Maybe Politicians Don’t Really Represent Anybody

Here’s some political science geekery combined with some chart geekery. Dylan Matthews has a post up today about a recent paper that compares public opinions on key issues with votes cast by members of Congress. How well do members of Congress represent the views of their constituents? Here’s the chart in the paper:

Basically, it looks like everybody at all income levels gets represented about the same until we get to the very tippy top. The views of rich people get represented a lot better by Republicans and a lot worse by Democrats. But there are two things that make these charts a little misleading. The first is our old friend the y-axis: it goes only from 35 percent to 60 percent, which makes the upward and downward spikes look sharper than they are. The second is the error bars: they get pretty big at the high-income end of the charts, which makes the size of the upward and downward spikes ambiguous. Visually, however, they add to the effect that the spikes are big. Here’s a redrawn version of the charts:

It’s a judgment call which one of these best represents the data visually, but I suspect it’s the second one. The views of most constituents don’t matter much at all, while the rich wield a very modest influence. Republicans represent rich people about 7 percent better than everyone else, while Democrats represent them about 8 points worse. That’s not much.
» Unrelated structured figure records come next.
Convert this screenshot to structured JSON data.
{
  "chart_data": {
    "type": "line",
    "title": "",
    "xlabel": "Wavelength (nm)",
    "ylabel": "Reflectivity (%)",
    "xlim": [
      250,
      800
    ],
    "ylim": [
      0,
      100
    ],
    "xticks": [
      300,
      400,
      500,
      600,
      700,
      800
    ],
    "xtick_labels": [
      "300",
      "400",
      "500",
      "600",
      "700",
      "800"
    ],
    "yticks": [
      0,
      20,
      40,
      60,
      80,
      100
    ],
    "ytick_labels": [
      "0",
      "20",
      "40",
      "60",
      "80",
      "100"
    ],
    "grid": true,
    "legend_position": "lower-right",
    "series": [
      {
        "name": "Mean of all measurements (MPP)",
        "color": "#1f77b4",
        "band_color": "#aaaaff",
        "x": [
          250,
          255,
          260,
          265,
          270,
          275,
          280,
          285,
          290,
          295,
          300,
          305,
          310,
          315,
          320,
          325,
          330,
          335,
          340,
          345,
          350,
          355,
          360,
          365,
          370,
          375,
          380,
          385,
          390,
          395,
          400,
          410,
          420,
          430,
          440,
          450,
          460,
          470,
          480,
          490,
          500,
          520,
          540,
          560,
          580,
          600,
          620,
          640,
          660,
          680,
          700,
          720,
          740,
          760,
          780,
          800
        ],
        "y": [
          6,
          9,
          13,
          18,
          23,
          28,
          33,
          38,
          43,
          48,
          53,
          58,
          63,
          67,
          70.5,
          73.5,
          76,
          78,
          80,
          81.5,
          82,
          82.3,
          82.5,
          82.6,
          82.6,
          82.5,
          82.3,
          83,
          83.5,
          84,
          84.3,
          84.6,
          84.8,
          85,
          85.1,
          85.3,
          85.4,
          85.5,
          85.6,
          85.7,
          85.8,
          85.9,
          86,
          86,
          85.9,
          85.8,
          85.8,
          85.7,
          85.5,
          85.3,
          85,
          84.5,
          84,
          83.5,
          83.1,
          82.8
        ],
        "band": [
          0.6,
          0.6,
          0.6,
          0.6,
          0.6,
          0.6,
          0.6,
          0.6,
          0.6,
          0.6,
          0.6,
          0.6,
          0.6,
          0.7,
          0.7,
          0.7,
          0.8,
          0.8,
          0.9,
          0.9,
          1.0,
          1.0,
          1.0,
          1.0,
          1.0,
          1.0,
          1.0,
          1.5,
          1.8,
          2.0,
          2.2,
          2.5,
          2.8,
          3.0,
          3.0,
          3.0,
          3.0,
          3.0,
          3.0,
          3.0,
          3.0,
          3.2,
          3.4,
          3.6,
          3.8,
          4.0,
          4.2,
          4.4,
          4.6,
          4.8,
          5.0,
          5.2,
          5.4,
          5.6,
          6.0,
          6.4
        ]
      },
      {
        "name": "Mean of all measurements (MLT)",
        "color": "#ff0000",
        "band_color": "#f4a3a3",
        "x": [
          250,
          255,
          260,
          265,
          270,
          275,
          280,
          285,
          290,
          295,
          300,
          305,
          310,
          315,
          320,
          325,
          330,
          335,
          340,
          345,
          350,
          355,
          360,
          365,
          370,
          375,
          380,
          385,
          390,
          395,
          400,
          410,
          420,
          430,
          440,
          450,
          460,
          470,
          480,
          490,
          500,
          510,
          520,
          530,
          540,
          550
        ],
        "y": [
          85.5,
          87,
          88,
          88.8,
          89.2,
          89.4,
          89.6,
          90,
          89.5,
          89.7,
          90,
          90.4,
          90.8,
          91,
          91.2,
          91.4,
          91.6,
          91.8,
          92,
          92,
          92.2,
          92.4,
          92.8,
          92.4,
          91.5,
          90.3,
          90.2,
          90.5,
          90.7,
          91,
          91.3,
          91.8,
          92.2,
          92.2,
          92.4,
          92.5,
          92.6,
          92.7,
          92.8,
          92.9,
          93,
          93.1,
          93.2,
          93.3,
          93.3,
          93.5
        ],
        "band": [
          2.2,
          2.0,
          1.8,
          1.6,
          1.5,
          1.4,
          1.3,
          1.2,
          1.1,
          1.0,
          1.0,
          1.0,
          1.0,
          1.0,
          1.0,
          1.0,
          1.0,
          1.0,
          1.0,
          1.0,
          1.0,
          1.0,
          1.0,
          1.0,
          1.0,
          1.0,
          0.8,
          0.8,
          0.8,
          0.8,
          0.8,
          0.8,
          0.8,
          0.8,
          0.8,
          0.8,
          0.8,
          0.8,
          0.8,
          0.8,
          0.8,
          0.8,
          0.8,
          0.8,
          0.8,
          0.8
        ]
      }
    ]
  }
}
A different paper suggests that members of Congress respond mostly to interest groups, not constituents, but in the end Matthews concludes that we might be making a mistake in thinking that Congress represents constituent views at all:

It’s not actually clear that Republican and Democratic senators are purposefully taking their views from the public, even when politicians’ views match their constituents’. It’s also possible — even likely — that it’s happening the other way: Politicians are shaping the public’s views. That helps explain why Democratic constituents align their views so closely with Democratic senators, and similarly for Republican constituents.

….“Longstanding political science suggests that the path of information from governing elites to the public is stronger than the reverse,” Grossmann and Isaac note. “More troubling, affluent Americans may hear official opinions first, meaning we would observe a greater association between their opinions and policy even if the true channel of influence were from government to the affluent.”

Bottom line: members of Congress form their views, which are then communicated to their constituents. Only then do constituents form their own views: conservatives adopt the Republican view and liberals adopt the Democratic view. This would explain a number of things:

  • Why conservative voters continue to think that Republicans are better on pocketbook issues despite their long history of catering to the rich.
  • Why voters line up so neatly even on obscure issues that don’t have an obvious ideological component (net neutrality, for example).
  • Why views on issues can reverse so quickly when elite views reverse (Trump on Russia, for example).

Naturally this doesn’t apply to me or to any of the fine people who read this blog, all of whom are independent thinkers who don’t just follow the crowd. But all those other guys? What a bunch of sheep.